How to extract html links with a matching word from a website using python

Question

I have an url, say http://www.bbc.com/news/world/asia/. Just in this page I wanted to extract all the links that has India or INDIA or india (should be case insensitive).

If I click any of the output links it should take me to the corresponding page, for example these are few lines that have india India shock over Dhoni retirement and India fog continues to cause chaos. If I click these links I should be redirected to http://www.bbc.com/news/world-asia-india-30640436 and http://www.bbc.com/news/world-asia-india-30630274 respectively.

import urllib
from bs4 import BeautifulSoup
import re
import requests
url = "http://www.bbc.com/news/world/asia/"
r = requests.get(url)
data = r.text
soup = BeautifulSoup(data)
only_links = SoupStrainer('a', href=re.compile('india'))
print (only_links)

I wrote very basic minimal code in python 3.4.2.
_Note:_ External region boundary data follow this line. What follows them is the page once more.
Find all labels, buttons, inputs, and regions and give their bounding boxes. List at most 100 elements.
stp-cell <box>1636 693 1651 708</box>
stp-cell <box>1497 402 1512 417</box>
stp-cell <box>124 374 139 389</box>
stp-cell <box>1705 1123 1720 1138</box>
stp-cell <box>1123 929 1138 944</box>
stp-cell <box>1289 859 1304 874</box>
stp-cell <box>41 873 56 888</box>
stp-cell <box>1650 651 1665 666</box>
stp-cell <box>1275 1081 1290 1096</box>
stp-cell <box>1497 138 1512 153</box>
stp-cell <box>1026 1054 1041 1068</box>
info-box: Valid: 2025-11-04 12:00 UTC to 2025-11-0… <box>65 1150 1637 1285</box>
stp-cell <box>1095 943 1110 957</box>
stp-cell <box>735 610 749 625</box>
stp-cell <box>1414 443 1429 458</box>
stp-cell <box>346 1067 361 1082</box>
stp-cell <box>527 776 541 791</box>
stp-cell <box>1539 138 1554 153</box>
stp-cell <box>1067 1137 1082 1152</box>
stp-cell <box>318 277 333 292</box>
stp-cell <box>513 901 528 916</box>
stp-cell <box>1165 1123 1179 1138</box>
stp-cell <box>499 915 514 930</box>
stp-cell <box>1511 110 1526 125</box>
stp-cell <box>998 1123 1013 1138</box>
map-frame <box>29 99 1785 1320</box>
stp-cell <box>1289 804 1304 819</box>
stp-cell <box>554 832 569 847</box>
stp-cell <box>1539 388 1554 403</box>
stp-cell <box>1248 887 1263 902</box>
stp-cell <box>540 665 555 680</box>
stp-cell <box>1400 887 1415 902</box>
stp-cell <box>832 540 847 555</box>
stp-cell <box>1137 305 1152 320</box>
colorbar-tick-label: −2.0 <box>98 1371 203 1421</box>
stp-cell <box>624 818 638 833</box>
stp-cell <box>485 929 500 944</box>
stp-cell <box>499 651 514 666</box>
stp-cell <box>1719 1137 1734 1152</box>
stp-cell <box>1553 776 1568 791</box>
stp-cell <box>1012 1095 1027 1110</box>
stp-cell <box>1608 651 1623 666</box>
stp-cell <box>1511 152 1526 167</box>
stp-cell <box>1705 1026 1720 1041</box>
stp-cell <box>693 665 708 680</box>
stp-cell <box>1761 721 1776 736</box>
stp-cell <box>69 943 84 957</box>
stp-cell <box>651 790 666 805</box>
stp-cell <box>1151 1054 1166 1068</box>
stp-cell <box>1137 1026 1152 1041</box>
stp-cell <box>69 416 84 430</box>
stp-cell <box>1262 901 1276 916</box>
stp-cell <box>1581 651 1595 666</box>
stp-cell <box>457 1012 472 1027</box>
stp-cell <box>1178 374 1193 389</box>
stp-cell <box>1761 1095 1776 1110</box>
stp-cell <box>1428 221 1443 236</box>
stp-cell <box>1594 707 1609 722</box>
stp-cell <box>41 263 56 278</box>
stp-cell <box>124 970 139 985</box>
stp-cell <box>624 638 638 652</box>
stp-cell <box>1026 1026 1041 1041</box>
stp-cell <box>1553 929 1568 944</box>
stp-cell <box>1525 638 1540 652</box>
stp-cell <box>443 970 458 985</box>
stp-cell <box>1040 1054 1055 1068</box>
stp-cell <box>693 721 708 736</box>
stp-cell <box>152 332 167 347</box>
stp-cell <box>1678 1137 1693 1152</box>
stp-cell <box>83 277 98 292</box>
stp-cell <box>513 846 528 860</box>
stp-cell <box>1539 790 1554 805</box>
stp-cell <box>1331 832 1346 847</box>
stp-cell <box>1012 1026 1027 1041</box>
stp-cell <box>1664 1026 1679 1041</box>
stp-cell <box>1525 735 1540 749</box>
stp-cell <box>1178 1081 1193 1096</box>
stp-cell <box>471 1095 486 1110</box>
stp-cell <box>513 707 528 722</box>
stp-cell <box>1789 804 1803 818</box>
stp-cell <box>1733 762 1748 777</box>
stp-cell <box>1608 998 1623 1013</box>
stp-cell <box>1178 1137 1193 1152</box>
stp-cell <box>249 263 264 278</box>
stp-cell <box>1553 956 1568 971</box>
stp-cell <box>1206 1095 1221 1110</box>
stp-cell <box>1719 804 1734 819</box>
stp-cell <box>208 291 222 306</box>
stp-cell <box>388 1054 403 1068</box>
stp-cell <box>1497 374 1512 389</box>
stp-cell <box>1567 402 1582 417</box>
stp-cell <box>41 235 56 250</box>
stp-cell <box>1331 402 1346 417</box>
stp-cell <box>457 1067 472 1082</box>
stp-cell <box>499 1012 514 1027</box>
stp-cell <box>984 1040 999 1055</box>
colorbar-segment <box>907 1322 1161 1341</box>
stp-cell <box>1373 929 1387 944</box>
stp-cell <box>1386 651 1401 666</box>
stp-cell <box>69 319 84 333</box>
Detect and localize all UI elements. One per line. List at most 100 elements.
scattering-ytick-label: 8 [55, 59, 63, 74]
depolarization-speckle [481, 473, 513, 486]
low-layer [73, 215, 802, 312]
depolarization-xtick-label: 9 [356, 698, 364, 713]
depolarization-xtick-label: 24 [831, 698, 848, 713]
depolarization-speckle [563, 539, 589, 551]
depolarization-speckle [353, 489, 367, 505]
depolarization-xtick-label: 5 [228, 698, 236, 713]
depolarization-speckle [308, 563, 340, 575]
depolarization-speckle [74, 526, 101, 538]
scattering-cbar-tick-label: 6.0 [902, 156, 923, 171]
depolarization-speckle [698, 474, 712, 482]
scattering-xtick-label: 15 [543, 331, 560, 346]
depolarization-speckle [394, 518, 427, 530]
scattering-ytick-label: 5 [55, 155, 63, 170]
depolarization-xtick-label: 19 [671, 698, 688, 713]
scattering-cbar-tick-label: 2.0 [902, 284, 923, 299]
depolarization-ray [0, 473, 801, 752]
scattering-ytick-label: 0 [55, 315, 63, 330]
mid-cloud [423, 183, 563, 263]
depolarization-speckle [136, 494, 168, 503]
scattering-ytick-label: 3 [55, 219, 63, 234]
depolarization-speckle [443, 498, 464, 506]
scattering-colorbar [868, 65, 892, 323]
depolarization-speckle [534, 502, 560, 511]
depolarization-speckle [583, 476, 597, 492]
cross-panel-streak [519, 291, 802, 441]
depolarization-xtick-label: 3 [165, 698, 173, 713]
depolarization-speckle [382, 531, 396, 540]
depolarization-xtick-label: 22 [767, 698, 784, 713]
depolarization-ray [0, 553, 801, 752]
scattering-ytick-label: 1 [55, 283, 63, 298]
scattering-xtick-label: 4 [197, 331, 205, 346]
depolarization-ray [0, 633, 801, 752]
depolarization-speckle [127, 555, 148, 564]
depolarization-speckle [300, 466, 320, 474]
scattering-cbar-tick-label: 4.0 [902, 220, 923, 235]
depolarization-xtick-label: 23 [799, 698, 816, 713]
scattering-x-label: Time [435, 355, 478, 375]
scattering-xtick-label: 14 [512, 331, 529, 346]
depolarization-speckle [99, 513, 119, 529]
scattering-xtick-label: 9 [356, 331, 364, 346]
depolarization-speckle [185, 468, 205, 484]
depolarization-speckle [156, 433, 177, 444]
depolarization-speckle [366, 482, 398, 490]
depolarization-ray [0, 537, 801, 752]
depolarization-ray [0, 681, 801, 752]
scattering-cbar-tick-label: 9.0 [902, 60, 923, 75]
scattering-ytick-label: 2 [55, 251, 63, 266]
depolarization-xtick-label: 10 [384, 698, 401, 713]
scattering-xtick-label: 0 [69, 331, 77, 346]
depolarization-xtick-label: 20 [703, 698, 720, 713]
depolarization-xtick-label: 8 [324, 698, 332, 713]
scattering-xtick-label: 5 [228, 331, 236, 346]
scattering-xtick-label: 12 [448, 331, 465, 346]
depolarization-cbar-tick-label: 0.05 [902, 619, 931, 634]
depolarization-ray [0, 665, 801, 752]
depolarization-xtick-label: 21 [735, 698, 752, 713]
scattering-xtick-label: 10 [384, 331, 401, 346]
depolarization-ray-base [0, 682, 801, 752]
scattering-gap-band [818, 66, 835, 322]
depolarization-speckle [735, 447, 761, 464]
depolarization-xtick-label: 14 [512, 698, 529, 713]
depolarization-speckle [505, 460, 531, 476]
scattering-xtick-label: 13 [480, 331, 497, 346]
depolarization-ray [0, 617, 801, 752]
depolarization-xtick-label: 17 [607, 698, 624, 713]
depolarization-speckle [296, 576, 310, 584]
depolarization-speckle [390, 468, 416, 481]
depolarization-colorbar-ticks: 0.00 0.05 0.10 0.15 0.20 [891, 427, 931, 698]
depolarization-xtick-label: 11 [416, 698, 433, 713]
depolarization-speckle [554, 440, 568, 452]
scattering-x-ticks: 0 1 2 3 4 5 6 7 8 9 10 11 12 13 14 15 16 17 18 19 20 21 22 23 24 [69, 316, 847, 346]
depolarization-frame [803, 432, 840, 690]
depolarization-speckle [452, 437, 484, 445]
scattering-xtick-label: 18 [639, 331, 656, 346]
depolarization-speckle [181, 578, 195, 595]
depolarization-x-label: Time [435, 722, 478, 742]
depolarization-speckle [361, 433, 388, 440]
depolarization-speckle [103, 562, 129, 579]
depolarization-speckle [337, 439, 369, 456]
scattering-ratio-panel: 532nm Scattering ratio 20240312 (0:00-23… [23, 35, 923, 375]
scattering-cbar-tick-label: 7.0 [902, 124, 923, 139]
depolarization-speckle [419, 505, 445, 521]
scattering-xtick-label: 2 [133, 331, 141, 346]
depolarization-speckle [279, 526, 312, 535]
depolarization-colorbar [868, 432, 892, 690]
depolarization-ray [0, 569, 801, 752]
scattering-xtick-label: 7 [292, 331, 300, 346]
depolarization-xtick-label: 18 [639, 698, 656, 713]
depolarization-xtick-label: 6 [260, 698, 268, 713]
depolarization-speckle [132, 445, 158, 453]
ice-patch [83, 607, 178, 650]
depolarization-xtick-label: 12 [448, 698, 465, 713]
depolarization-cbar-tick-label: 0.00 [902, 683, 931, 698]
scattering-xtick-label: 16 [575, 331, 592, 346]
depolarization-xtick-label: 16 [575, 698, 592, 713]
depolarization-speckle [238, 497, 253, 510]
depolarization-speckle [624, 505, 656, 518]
You want all href which have a india as substring in it. right? — Vivek Sable
– Vivek Sable, Commented Jan 1, 2015 at 11:21

Martijn Pieters · Accepted Answer · 2015-01-01 11:25:20Z

You need to search for the word india in the displayed text. To do this you'll need a custom function instead:

from bs4 import BeautifulSoup
import requests

url = "http://www.bbc.com/news/world/asia/"
r = requests.get(url)
soup = BeautifulSoup(r.content)

india_links = lambda tag: (getattr(tag, 'name', None) == 'a' and
                           'href' in tag.attrs and
                           'india' in tag.get_text().lower())
results = soup.find_all(india_links)

The india_links lambda finds all tags that are <a> links with an href attribute and contain india (case insensitive) somewhere in the displayed text.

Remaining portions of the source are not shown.